Almost great, but ultimately designed to fail

This little breakout does a lot. Steady 5V/1A output, solid. Elegant battery management, check. Nice shutoff, enable/disable, and configuration features to boot. However, the design simply follows the basic suggested/ typical layout and clearly ignores the application note for the MCP73831/2 Data Sheet on Input Overvoltage Protection (IOVP) -

"Input overvoltage protection must be used when the input power source is hot-pluggable. This includes USB cables and Wall-type power supplies. The cabling of these supplies acts as an inductor. When the supplies are connected/disconnected from the system, large voltage transients are created which may damage the system circuitry. These transients should be snubbed out. A transzorb connected from the V+ input supply connector to the 0V ground reference will snub the transients."

The unit is designed with a uUSB cable. To not expect unregulated/ spikey/ noisy/ non-linear input voltages is simply neglectful. Over time, hot plugging/ unplugging this unit will most likely kill the MCP73831 over time. A simple TVS diode for 10-20 cents would make this a much more stable and reliable design. As is, expect it to fail relatively quick.

Great little circuit

Works as advertised. One comment: Reading the description I expected the "enable" pin would disable the boost, but I found it disables all output. Re-reading the spec, that is what it says. Thus there apparently is no way to disable boost.
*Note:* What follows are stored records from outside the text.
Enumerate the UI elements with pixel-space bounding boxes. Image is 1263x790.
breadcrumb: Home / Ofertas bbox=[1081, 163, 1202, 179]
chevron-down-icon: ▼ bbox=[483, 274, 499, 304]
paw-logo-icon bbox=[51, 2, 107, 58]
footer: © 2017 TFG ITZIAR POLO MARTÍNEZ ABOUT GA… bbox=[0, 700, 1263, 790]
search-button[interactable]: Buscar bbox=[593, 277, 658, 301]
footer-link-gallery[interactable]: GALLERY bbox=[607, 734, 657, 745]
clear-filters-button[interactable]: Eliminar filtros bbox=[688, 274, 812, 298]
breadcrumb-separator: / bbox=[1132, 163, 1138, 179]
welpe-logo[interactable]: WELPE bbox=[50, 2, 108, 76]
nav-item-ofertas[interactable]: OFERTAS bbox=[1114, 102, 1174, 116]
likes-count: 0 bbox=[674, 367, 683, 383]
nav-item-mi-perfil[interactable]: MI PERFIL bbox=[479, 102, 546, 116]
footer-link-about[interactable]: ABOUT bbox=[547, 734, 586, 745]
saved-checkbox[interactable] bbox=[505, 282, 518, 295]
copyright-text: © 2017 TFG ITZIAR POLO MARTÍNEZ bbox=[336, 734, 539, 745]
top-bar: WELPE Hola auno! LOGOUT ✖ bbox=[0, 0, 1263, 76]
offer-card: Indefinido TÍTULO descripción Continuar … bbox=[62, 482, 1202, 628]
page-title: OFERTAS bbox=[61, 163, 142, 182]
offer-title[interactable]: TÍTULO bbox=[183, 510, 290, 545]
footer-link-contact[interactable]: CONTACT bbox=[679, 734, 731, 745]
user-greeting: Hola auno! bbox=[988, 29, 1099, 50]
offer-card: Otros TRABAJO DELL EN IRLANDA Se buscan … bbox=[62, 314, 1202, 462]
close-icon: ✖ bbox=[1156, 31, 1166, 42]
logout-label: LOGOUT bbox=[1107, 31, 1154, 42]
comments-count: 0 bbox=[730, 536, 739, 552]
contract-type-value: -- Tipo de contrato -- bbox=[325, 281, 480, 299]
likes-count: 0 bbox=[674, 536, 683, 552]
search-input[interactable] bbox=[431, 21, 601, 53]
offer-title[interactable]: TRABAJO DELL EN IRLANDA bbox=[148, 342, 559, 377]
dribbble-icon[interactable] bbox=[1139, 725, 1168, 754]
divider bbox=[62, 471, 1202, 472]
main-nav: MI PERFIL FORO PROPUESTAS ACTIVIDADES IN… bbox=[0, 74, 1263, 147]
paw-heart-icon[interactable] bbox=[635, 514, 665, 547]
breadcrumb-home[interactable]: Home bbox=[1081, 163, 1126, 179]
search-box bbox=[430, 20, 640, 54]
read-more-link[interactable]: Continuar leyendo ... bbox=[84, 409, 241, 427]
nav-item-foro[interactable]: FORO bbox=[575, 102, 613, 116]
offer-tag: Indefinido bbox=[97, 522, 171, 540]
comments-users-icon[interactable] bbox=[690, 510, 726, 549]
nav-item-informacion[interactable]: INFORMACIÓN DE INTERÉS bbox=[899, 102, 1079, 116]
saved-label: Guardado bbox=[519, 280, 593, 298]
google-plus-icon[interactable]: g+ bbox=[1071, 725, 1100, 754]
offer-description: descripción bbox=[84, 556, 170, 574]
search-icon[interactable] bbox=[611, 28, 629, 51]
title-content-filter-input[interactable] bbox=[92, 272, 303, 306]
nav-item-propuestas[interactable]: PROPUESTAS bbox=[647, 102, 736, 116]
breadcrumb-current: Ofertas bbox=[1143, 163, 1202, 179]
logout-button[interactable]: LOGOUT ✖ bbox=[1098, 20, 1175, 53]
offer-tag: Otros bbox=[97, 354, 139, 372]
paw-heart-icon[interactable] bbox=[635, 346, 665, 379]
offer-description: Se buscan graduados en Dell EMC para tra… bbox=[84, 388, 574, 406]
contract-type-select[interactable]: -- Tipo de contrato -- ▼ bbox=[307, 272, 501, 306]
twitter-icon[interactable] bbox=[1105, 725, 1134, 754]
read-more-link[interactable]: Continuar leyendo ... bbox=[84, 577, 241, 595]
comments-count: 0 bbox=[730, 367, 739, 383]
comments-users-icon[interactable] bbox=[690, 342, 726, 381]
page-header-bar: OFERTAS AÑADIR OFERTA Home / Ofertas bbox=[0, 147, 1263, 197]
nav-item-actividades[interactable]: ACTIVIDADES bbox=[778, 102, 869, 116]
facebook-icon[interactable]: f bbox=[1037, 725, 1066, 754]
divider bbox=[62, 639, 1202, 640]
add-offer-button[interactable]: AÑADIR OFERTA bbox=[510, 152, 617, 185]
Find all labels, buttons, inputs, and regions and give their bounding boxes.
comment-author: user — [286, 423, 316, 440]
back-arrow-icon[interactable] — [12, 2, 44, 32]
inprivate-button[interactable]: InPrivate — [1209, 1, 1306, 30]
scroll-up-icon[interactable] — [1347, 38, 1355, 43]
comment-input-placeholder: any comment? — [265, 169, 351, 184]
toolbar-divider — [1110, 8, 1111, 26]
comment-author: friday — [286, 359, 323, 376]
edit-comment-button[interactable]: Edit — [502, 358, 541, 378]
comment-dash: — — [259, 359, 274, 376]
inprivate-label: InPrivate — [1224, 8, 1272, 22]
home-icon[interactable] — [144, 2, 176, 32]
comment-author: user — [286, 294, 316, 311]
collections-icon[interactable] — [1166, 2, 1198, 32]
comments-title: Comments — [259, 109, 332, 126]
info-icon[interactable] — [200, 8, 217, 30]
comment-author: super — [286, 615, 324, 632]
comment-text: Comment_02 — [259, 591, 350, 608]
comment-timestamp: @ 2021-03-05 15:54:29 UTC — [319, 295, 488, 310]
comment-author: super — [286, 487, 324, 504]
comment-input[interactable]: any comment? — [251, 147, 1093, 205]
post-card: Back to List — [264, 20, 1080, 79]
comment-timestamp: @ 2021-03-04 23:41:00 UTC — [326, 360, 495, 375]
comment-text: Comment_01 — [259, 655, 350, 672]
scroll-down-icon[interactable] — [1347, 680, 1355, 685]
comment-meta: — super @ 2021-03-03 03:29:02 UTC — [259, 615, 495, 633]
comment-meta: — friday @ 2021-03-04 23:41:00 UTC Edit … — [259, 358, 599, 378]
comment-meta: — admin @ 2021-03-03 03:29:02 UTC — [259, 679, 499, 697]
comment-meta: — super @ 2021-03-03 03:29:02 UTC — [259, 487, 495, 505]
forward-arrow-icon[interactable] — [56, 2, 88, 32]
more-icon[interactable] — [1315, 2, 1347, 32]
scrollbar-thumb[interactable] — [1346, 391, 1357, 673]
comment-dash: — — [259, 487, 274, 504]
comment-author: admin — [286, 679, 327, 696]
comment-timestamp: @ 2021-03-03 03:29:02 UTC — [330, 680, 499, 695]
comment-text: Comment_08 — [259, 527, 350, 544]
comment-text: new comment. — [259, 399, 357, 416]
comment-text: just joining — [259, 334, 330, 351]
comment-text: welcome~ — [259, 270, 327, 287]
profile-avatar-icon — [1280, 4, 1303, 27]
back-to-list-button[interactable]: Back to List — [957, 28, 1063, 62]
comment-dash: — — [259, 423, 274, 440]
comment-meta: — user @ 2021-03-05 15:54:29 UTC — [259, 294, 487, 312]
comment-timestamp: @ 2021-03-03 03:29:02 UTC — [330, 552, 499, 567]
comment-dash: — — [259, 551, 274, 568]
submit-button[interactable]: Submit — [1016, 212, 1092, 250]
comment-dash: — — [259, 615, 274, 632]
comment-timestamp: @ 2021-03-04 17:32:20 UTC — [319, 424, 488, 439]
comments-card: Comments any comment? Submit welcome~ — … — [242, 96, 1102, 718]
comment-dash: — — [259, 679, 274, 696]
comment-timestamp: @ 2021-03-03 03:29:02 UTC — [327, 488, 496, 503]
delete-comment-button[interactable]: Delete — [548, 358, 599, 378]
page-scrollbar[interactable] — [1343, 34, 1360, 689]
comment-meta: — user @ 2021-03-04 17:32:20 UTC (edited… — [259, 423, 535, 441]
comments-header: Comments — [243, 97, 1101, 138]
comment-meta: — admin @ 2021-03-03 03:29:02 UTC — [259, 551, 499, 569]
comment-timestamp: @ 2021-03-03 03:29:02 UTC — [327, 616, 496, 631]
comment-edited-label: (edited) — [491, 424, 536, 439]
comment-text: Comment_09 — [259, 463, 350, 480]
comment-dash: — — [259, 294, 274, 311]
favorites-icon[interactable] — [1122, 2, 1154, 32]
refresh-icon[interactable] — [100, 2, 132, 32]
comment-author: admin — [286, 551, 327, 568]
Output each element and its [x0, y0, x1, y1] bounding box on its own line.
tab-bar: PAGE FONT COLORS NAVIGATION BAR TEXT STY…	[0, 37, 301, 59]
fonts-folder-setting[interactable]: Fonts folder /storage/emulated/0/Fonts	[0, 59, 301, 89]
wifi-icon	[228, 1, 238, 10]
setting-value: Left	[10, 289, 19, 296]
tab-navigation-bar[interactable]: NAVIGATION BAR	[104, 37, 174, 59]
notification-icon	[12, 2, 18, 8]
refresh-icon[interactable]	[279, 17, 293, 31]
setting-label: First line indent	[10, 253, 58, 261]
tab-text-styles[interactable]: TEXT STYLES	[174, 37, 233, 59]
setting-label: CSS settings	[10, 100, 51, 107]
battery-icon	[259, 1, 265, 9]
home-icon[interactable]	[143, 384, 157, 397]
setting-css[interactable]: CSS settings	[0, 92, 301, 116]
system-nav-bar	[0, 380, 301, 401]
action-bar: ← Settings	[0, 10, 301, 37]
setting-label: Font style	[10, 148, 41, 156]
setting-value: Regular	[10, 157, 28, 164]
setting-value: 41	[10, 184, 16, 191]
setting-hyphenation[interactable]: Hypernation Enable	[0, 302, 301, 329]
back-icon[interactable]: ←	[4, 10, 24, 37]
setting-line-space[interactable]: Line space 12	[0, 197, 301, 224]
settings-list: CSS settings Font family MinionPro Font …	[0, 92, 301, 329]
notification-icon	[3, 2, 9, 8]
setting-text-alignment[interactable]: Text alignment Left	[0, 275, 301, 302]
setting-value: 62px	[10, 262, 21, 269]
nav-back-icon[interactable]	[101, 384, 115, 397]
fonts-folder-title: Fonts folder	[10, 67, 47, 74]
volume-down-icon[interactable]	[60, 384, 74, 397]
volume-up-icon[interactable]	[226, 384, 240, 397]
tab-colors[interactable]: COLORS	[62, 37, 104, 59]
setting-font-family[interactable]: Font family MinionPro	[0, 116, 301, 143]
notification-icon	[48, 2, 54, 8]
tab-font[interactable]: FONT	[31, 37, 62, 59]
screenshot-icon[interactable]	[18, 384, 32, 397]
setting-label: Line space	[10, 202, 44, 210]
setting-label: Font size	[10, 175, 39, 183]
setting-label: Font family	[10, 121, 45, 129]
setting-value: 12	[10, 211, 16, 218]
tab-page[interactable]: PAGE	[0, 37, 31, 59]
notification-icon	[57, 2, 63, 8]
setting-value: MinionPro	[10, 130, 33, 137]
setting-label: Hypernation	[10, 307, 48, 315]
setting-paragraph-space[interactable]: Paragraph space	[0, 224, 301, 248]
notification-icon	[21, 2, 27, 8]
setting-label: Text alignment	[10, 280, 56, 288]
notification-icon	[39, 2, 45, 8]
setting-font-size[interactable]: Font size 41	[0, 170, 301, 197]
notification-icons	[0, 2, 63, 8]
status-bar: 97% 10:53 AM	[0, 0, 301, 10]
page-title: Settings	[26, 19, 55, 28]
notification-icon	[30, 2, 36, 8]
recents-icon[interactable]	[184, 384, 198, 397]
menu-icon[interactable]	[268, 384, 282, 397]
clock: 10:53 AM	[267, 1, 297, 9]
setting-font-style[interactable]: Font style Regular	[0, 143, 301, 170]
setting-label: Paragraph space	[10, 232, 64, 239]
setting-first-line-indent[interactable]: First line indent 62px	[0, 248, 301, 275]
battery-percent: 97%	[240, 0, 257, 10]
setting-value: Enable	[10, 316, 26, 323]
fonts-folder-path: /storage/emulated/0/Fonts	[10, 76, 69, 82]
It delivers on it's promises

The small size is perfect for a small battery box I built as an alternative to the 4-AA battery power source for a portable sky tracker for astrophotography. The combination of charging and boosting as well as a battery disconnect switch capability without snipping battery leads is a dream come true for small hobby builds. And the red "Power On" LED is night-vision friendly.

Note that the math to calculate your battery capacity might not be simple for your load. This circuit will bend over backwards to meet the power needs of the load in spite of a falling input voltage, which means that the current draw from the battery will increase as time goes on. The worthy LiPo batteries include a low voltage cutoff function to avoid damage by being over drawn. My tracker draws a consistent 50 mA and I was able to get just 16 hours of operation from a 1400 mAH LiPo battery. The simplistic math is 1400/50 = 28 hours. So it would be best to test your project if you need to rely on it for a long running session, and maybe consider selecting a larger battery than the simple math would suggest.

I'm giving it 4 stars: starting with 5 for doing exactly what it says, then taking off 1 for the unavoidable realities of physics that aren't Sparkfun's fault.